Menanggapi putusan sela tersebut, Direktur Polbeng, Johny Custer, menegaskan pihaknya menghormati keputusan pengadilan dan siap mengikuti proses hukum di Pengadilan Tata Usaha Negara (PTUN) jika perkara berlanjut.
"Terkait ranah PTUN, kami dari Polbeng akan mengikuti dan taat terhadap peraturan yang berlaku," kata Johny Custer kepada Riauaktual.com, Selasa (21/10/2025).
Johny menegaskan, Polbeng selalu menjunjung prinsip transparansi dan tata kelola yang baik dalam setiap proses administrasi akademik.
"Kami percaya seluruh pihak akan menghormati mekanisme hukum yang berlaku. Polbeng tetap fokus pada pengembangan pendidikan vokasi," tegasnya.
Putusan sela PN Bengkalis dibacakan pada Rabu (15/10/2025). Dalam amar putusannya, majelis hakim menyatakan gugatan Suharyono bukan perkara perdata, karena objek sengketa berupa Surat Keputusan (SK) kenaikan pangkat termasuk produk Tata Usaha Negara yang bersifat konkret, individual, dan final.
Humas PN Bengkalis Mas Toha Wiku Aji menjelaskan, majelis menilai Senat Polbeng termasuk pejabat TUN karena menjalankan fungsi pemerintahan di bidang pendidikan.
"Karena SK kenaikan pangkat termasuk objek TUN, maka sengketa ini timbul dari proses hukum administrasi, bukan perdata," ujar Mas Toha, Minggu (19/10/2025).
Majelis juga mengacu pada Pasal 2 Peraturan Mahkamah Agung (Perma) Nomor 2 Tahun 2019, yang menegaskan bahwa perkara dengan objek sengketa berupa keputusan administrasi negara harus diperiksa oleh PTUN.
Atas dasar itu, PN Bengkalis mengabulkan eksepsi tergugat dan menyatakan tidak berwenang mengadili perkara tersebut.
Sebelumnya, dosen Polbeng Suharyono mengajukan gugatan perdata Nomor 34/Pdt.G/2025/PN Bls. Dia menuntut ganti rugi Rp3,6 miliar (materiil) dan Rp100 miliar (immateriil) terhadap 33 pihak tergugat, termasuk unsur pimpinan dan anggota Senat Polbeng.
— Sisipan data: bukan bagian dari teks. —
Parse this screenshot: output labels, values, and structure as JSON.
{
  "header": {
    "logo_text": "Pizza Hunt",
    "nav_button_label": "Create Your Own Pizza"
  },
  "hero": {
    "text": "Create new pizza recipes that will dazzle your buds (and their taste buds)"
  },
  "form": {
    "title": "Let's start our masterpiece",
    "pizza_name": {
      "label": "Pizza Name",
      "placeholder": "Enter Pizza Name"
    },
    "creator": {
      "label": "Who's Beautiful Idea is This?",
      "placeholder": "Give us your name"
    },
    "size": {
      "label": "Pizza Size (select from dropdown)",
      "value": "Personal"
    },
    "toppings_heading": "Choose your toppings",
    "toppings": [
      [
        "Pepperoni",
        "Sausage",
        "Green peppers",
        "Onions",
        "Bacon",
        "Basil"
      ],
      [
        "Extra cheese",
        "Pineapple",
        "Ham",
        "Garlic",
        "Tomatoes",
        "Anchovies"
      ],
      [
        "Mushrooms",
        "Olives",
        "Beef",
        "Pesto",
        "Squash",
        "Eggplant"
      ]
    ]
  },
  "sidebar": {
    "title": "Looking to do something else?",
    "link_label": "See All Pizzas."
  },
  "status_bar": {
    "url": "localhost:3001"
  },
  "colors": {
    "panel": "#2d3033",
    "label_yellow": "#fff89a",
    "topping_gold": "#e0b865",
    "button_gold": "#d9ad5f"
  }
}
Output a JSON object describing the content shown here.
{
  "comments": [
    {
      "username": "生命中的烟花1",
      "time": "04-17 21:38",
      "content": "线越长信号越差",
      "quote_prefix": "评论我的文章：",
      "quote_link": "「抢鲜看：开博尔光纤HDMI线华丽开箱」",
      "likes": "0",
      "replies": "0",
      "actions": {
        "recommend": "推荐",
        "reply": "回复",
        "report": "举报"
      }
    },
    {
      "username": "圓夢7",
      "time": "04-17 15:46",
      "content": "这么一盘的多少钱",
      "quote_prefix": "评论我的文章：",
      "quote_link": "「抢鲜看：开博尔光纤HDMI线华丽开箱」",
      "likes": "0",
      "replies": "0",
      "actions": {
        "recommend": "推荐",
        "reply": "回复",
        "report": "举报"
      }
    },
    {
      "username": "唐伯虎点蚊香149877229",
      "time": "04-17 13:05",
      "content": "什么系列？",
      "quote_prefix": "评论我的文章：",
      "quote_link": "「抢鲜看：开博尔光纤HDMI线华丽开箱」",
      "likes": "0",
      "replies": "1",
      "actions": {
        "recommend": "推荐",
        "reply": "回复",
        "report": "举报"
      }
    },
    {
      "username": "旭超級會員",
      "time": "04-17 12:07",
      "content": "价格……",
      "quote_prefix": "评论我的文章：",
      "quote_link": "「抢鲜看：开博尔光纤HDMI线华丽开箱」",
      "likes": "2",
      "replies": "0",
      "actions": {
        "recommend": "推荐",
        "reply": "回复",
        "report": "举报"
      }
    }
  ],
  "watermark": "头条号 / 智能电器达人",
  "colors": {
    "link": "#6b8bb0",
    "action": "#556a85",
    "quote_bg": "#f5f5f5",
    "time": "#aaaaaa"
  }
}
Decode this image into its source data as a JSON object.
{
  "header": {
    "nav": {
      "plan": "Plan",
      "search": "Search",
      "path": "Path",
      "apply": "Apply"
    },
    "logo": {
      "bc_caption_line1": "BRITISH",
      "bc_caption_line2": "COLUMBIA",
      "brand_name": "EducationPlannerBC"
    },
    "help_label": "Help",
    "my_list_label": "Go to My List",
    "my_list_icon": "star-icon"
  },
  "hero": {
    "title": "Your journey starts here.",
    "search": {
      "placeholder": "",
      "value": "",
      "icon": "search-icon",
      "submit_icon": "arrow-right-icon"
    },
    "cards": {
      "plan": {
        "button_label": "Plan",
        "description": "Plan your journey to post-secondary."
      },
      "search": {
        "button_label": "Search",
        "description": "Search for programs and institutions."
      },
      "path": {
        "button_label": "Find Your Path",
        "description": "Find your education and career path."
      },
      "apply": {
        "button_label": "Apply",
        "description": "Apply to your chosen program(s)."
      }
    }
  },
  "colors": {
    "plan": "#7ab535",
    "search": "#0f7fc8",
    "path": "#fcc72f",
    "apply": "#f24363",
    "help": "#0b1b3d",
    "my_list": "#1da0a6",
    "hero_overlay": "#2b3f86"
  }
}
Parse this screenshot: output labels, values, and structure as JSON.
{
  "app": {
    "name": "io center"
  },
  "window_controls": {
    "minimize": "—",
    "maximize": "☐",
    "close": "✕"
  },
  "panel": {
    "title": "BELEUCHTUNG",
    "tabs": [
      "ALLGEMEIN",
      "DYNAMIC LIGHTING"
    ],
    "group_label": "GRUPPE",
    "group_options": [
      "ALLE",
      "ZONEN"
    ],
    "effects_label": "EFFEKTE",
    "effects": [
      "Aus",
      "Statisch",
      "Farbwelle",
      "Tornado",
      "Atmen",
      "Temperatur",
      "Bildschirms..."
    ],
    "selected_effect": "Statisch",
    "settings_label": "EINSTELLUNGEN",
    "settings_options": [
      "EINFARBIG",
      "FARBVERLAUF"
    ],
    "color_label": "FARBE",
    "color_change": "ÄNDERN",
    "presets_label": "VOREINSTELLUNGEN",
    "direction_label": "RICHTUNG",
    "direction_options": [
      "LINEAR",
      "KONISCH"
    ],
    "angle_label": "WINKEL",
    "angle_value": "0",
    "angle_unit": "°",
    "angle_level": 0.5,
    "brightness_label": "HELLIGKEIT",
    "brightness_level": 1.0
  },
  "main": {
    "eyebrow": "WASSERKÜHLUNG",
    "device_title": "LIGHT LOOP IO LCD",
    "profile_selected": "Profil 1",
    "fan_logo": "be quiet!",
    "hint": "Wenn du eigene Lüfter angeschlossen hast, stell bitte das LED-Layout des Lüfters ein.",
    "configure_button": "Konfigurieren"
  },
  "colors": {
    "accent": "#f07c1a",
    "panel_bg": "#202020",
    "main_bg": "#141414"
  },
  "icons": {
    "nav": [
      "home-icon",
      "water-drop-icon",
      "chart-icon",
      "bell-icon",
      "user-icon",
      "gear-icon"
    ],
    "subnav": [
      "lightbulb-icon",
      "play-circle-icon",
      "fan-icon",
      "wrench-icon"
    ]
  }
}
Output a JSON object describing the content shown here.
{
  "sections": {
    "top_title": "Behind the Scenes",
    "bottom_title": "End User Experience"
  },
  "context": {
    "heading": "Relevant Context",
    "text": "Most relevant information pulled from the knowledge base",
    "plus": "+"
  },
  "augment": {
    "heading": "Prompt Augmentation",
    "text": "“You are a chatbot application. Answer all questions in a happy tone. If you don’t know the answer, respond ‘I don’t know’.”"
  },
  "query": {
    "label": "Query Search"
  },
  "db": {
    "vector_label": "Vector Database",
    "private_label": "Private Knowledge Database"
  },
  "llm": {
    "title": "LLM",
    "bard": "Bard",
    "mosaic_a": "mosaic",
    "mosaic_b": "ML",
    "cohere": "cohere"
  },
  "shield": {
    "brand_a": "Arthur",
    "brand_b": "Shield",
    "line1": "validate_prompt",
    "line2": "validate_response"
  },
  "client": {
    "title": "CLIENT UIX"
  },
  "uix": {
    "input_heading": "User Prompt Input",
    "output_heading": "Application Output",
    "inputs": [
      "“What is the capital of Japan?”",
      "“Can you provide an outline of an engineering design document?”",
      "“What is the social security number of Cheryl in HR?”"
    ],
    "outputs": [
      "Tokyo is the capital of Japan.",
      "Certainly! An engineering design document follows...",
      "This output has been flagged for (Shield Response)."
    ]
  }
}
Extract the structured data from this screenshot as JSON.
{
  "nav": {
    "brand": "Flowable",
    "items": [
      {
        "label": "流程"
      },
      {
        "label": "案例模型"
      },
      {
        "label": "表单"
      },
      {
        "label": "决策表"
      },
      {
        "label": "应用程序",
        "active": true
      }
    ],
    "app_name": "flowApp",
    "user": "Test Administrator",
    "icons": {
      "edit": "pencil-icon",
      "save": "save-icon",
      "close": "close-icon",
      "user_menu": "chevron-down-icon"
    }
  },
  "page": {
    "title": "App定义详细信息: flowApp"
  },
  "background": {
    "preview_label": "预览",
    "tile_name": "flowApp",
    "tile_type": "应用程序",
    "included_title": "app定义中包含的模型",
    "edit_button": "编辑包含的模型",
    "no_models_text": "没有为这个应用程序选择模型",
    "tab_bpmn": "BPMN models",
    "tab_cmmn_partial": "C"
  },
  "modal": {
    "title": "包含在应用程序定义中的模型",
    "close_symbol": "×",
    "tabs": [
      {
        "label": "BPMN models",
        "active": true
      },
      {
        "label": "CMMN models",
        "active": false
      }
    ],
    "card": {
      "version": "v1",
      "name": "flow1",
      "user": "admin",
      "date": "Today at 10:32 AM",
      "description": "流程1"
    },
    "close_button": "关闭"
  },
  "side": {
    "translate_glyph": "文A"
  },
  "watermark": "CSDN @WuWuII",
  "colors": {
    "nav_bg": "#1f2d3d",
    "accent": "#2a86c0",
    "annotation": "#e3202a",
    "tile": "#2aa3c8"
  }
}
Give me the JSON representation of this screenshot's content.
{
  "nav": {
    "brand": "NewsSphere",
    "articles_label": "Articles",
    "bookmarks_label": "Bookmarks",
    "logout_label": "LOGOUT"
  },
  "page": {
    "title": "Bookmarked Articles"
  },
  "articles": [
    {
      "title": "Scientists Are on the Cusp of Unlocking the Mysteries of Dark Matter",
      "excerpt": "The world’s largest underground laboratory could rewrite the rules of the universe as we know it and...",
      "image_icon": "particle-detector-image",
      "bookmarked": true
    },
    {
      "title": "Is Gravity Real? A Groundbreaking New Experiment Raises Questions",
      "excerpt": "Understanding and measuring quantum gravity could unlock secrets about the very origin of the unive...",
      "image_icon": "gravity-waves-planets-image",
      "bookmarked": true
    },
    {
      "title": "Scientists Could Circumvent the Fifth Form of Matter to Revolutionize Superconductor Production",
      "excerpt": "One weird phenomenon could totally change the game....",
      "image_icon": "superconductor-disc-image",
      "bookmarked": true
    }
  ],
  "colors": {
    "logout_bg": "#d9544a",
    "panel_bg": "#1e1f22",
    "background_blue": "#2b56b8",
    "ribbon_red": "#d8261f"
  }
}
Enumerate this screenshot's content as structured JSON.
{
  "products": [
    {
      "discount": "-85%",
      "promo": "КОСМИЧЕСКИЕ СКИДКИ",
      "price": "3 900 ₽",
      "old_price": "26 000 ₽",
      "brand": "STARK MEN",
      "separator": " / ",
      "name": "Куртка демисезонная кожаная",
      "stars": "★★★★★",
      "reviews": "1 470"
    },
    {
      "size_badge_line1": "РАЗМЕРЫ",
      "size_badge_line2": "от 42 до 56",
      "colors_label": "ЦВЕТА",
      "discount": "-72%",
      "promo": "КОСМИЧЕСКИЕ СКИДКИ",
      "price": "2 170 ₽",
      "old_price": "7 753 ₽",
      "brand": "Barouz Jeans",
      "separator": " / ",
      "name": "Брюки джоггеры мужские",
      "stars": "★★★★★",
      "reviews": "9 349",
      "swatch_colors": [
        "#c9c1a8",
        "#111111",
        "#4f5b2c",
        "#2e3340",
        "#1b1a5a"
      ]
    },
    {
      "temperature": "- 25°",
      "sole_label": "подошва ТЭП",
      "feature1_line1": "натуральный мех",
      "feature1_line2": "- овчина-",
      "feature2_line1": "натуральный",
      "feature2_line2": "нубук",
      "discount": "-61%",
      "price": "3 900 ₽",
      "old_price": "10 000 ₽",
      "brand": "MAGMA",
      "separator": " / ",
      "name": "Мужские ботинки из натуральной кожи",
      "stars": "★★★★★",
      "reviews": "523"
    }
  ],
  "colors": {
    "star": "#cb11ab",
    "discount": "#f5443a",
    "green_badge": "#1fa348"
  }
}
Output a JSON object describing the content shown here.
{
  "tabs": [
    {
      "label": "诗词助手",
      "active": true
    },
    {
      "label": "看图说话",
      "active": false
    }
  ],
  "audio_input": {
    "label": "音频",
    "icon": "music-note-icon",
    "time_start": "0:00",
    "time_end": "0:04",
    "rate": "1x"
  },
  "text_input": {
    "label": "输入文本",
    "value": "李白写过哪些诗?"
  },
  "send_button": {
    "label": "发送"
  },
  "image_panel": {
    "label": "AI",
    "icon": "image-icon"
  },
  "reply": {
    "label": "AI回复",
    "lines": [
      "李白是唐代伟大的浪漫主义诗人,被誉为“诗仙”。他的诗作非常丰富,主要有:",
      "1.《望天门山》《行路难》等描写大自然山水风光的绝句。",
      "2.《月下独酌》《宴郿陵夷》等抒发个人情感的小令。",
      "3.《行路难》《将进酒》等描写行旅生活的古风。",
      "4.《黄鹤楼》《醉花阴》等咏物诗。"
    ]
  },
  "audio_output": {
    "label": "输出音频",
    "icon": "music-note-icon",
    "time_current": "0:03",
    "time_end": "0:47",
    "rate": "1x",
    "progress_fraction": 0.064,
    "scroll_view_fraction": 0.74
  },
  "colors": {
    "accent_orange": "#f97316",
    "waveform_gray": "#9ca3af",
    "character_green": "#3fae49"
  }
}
Kuasa hukumnya, Dr. Parlindungan, menyebut kliennya telah memenuhi seluruh syarat kenaikan jabatan ke Lektor Kepala, dengan angka kredit 828,5 poin, jauh di atas batas minimal 700 poin.
"Klien kami sudah memenuhi seluruh beban kerja, bahkan laporan kinerjanya menunjukkan 15,95 SKS. Tapi Senat menunda usulan kenaikan pangkat tanpa dasar hukum yang jelas," tegas Parlindungan.
Sebelum menggugat, Suharyono disebut sudah berupaya menyelesaikan masalah secara internal lewat rapat dengan manajemen dan Senat kampus pada 22 April 2025, namun hasil rapat tersebut tidak pernah diberikan secara tertulis dengan alasan “dokumen internal.”